For the third world therefore, to subject itself to global financial flows, is tantamount to accepting not just a subservience of its domestic nation-State to the hegemony of finance, but also a position of inferiority vis-à-vis the nation-States of the advanced countries. The fact that the nation-States everywhere (except the US with its powerful currency) become subservient to globalised finance, thereby abridging democracy, has been widely noted; but what is less noted is that even within this there is a difference in the status of metropolitan nation-States and that of third world nation-States.
This difference in status is visible even during the current pandemic. The governments in advanced capitalist countries have worked out fiscal packages to cope with the pandemic amounting to substantial proportions of their GDP (Germany 5 per cent, US 15 per cent till now, Japan 20 per cent), and have no compunctions about using not just fiscal deficits but even monetised deficits (ie, borrowing from their respective Central Banks) for financing them. In India by contrast the only package until now has been Nirmala Sitharaman’s Rs1.7 lakh crores (0.7 per cent of GDP) of which almost half is old expenditure re-labelled. There has been no talk of any new package despite the extension of the lockdown that was to end on April 14 for a further three weeks; and now the government has announced its intention to stay within the fiscal deficit limit. This is partly, no doubt, because of the utter pusillanimity of the Modi government vis-à-vis globalised finance; but it also reflects its constraints.
Even within the Left there is a view that globalisation represents a sort of half-way house towards the internationalism that the Left stands for. True, it is occurring within capitalism and it is dominated by finance. But we should not, it is argued, go back to the pre-globalisation situation; rather we should remain within the ambit of globalisation and seek to overthrow the hegemony of finance capital over this process. This argument is flawed for two distinct reasons: one, the obvious one, is that there is no internationally coordinated struggle of the workers, let alone an internationally-coordinated struggle of the peasants. An international struggle against globalisation is a non-starter if the classes whose task is to carry out this struggle are themselves not internationally co-ordinated.

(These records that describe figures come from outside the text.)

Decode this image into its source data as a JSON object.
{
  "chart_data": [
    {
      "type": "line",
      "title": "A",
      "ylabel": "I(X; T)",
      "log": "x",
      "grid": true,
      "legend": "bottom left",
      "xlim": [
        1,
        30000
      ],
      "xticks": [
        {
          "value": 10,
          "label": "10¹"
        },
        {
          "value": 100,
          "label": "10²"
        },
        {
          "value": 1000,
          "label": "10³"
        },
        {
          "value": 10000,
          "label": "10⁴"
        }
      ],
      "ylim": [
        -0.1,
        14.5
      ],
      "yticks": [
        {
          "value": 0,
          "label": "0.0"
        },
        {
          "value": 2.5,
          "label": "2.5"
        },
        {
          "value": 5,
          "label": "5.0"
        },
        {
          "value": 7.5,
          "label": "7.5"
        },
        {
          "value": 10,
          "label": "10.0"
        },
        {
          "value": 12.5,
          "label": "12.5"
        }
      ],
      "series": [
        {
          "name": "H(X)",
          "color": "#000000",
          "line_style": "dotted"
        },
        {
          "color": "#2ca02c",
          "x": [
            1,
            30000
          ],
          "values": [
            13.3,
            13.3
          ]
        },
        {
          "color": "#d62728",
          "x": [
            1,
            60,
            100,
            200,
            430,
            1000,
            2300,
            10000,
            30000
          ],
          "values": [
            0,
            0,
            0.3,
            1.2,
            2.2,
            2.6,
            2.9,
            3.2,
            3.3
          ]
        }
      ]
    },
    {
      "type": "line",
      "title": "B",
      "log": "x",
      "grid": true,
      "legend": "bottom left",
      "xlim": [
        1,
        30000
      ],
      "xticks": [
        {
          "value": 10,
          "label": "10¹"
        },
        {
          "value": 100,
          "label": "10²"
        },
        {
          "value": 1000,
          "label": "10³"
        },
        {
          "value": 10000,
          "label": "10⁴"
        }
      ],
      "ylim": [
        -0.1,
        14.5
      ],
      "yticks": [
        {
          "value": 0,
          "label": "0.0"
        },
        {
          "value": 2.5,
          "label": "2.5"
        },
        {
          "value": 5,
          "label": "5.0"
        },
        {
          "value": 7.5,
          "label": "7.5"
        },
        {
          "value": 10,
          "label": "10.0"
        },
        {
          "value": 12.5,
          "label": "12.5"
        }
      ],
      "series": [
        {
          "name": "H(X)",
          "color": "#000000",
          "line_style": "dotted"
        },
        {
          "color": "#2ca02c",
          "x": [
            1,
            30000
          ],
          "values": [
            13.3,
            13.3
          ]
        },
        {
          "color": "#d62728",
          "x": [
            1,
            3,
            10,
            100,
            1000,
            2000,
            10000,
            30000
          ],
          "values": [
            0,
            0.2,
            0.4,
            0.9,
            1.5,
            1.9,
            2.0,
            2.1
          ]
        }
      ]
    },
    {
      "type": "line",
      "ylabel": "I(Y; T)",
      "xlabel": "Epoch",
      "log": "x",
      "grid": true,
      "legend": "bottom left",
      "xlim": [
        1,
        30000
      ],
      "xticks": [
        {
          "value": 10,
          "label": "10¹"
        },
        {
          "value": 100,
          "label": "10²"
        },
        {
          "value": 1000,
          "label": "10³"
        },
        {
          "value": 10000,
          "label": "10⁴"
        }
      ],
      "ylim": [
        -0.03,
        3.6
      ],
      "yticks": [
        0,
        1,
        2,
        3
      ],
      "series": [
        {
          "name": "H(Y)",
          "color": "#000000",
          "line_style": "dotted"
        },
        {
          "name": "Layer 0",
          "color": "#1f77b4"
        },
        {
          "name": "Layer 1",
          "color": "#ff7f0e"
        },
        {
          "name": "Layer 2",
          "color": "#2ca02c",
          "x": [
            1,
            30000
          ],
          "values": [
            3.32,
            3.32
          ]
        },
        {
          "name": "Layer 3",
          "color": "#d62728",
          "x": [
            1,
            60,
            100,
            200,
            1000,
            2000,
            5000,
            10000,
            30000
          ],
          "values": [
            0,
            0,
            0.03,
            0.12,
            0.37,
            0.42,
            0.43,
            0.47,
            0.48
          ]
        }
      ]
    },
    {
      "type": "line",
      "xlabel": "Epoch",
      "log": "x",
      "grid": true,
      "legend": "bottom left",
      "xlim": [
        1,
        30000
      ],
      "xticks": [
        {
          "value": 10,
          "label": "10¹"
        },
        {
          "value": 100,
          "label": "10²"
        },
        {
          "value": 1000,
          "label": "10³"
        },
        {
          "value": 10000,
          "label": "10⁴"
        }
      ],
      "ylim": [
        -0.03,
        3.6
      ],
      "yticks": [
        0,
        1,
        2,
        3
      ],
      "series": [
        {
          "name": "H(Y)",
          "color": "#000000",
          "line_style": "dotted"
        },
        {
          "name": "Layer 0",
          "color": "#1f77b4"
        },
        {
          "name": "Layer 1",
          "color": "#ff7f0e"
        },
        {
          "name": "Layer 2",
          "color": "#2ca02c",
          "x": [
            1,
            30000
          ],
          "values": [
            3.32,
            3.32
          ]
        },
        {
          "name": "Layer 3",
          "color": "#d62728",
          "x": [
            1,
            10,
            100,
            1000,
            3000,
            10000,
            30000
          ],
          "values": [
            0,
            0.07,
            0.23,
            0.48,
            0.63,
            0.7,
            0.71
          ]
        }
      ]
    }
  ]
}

The other reason is that since globalisation involves, as we have just seen, a replication of the hierarchical structure of nations that has obtained historically under capitalism, despite all the shift of activities from the metropolis to the third world, the process of liberation from this finance-dominated globalisation cannot be identical or symmetrical across nations. If the third world countries can be hit with massive financial outflows for reasons not of their own making, then they have to prevent these flows through capital controls; and that ipso facto means delinking from globalisation. For the workers and peasants of the third world in short delinking from the current globalisation must remain a central objective.
This does not mean that the struggle for reforming the institutions and practices through which finance-dominated globalisation operates should not be joined. The issue of de-linking becomes relevant precisely because such reforms will either not succeed at all or be insufficient from the perspective of third world countries. The struggle for reforming the institutions through which the hegemony of finance capital is exercised and delinking from the current globalizsation are not two distinct processes; one arises because the other is unsuccessful. And the other, namely reforming the institutions of the current globalisation, would be unsuccessful because finance does not voluntarily relinquish its hegemony.